Statistics in Ophthalmic Clinical Research
Argye Hillis
WHY STATISTICS?
For centuries, medical knowledge accumulated without benefit of statistics. Even today, clinical experience is the sine qua non of ophthalmology, and certain astute clinicians seem to have an uncanny ability to perceive and describe clinical processes by some intuitive strategy that belies formalization. However, such talent is rare and even those who possess it find an understanding of basic statistical concepts important for two reasons: objectivity and communication. Objectivity is important because we all are inclined to see what we want to see. Awareness of the danger is no protection—it may simply lead to “leaning over backward” in the other direction. Ophthalmologists are becoming increasingly demanding of scientific evidence on which to base clinical decisions. Properly employed statistical methods assist in determining just what the data say and how certain we can be of the message. Like any good language, statistics is also a tool for communication. The ophthalmologist with a background in statistics can present findings convincingly and is able to understand and evaluate the findings of others.
GETTING STARTED
Every field has its own technical jargon. Statistics is no exception. One barrier to communication with statisticians is the fact that certain common English words are used as technical terms with meanings quite different from common usage. For example, in statistics the words random, significant, and bias do not mean “haphazard,” “important,” and “prejudice” but are mathematically defined terms representing statistical concepts.
A second barrier to learning statistics is the matter of mathematical notation. Statisticians are very fond of using mathematical shorthand. They may even use similar notation for different ideas or express the same idea using several different forms of notation. For example, a capital letter P may refer to “probability” or to a particular type of distribution, the Poisson distribution. A lower case p usually means “proportion,” but it may occasionally be used to mean “probability,” as in “p-value.” It is important in reading any statistically oriented material to pay close attention to definitions of notation.
THREE FUNDAMENTAL IDEAS
As the numeric computations of statistics become ever more accessible, the importance of understanding what the “answers” actually mean increases proportionally. A basis for such understanding rests in three fundamental ideas outlined below. These concepts, randomization, distributions, and inference are basic to all statistical thinking. Following the discussion of basic principles, important details of inference (type I and type II errors, sample sizes, and “intent to treat” analyses) are dealt with in more detail and several subjects of particular interest in ophthalmology and medicine are discussed, including life tables and the complexities of analyzing ongoing projects.
RANDOMIZATION
The word random is used casually in everyday life but has a very specific meaning in statistics. Statistics always deals with data that are a sample of the possible observations that might be made on a some larger set or “population” of items. If we could observe, for example, the outcome of all patients treated with a specific regimen (including past and future cases), no statistics would be needed. Instead, for better or for worse, our observations are just a partial sample from which we infer something about the whole (usually theoretical) population. In statistics, for a sample to qualify as random, each item in the underlying population must be equally likely to appear in the sample and the sample items must be chosen independently of each other. If the assumption of random sampling is not met, the calculations may be invalid. In ophthalmological applications involving treatment comparisons, the assumptions on which the statistical calculations are based are met by randomly assigning patients to different managements using some device equivalent to the toss of a coin. Randomization is important in this context to avoid inadvertent bias and to ensure validity of the statistical calculations.
Randomization began to be seriously applied to medicine and ophthalmology shortly after World War II. Since that time, randomized clinical trials have produced important evidence that would not otherwise have been possible to obtain. For the first time, “evidence-based” medicine developed into an increasingly realistic goal in clinical practice.
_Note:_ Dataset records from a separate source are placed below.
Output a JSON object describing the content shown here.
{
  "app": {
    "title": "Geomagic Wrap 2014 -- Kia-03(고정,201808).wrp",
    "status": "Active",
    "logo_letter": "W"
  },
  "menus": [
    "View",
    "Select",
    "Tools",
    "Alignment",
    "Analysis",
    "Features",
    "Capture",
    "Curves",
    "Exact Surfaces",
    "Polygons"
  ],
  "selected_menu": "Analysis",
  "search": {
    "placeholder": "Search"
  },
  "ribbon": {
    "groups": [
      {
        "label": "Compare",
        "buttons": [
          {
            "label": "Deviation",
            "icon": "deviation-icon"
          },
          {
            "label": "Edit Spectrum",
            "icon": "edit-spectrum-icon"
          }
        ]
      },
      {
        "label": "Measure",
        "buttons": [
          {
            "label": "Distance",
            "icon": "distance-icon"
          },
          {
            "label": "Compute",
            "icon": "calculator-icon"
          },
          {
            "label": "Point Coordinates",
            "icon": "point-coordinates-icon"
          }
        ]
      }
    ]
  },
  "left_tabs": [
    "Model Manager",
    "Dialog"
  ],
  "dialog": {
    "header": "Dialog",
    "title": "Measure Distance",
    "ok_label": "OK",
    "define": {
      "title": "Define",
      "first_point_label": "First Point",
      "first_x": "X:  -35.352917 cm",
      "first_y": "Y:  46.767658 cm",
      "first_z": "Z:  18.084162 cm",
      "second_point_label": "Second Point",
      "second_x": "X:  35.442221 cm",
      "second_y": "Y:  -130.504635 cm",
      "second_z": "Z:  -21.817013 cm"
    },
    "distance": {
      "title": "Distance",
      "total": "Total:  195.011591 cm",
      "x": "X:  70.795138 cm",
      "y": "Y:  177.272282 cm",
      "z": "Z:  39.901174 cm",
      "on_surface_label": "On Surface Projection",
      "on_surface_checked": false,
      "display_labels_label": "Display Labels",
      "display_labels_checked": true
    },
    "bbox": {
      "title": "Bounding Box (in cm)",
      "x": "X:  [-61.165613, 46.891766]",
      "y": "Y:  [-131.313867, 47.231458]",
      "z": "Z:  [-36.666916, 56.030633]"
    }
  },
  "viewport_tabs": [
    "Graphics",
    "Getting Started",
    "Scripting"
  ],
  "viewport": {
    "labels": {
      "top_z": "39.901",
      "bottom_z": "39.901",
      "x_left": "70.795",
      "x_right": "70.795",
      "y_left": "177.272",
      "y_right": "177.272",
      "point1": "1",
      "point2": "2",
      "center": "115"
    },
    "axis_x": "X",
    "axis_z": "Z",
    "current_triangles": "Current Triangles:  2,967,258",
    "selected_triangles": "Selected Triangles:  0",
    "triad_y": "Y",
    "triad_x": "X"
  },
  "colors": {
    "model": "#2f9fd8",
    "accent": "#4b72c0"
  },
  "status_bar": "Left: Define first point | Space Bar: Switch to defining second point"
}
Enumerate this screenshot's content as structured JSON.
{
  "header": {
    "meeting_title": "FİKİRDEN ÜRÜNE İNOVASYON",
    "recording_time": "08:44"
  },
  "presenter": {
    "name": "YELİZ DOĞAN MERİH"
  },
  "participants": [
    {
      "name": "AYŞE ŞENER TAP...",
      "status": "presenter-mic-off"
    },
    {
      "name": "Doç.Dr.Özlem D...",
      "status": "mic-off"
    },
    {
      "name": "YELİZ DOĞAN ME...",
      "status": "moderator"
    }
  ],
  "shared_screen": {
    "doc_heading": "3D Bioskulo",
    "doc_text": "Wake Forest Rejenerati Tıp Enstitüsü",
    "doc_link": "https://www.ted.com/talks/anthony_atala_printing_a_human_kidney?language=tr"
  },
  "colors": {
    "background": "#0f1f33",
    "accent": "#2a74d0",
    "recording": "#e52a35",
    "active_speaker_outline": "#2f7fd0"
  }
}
In the early years of the twenty-first century, the challenge is to integrate the collection of solidly based (i.e. randomized) evidence more widely into the clinical practice. These efforts range from developing online systematic reviews of the effects of health care1,2 (including an Eyes and Vision Group at Brown funded by the National Eye Institute) to consortiums for randomizing new interventions from virtually the first patient.3
DISTRIBUTIONS
Faced with a mass of data, statisticians generally want to organize it into something that they can picture. The distribution may be thought of as a picture or map of the data. Figures 1 and 2 show distributions for common ophthalmologic variables. The way to illustrate a distribution is to place the range of values the variable can take along the x (horizontal) axis and the frequency of occurrence (number or percent of patients having the specified value) on the y (vertical) axis. The form of a distribution can also be expressed in mathematical terms. Often, the person managing the data has theoretical or empirical reasons to expect the data to have a particular distribution. Many measurement-type variables have distributions that approximate a very specific form, the Gaussian distribution, or so-called normal curve (Fig. 3). Because this symmetric bell-shaped curve occurs quite often in nature and because it has some nice mathematical properties, the normal curve plays an important role in statistical theory.
The importance of understanding the distribution of a particular set of data is twofold. Not only is it a way of taking a large collection of disorganized observations and condensing the information into a cohesive and understandable format, but recognizing the underlying distribution of the data is essential to choosing appropriate methods of analysis.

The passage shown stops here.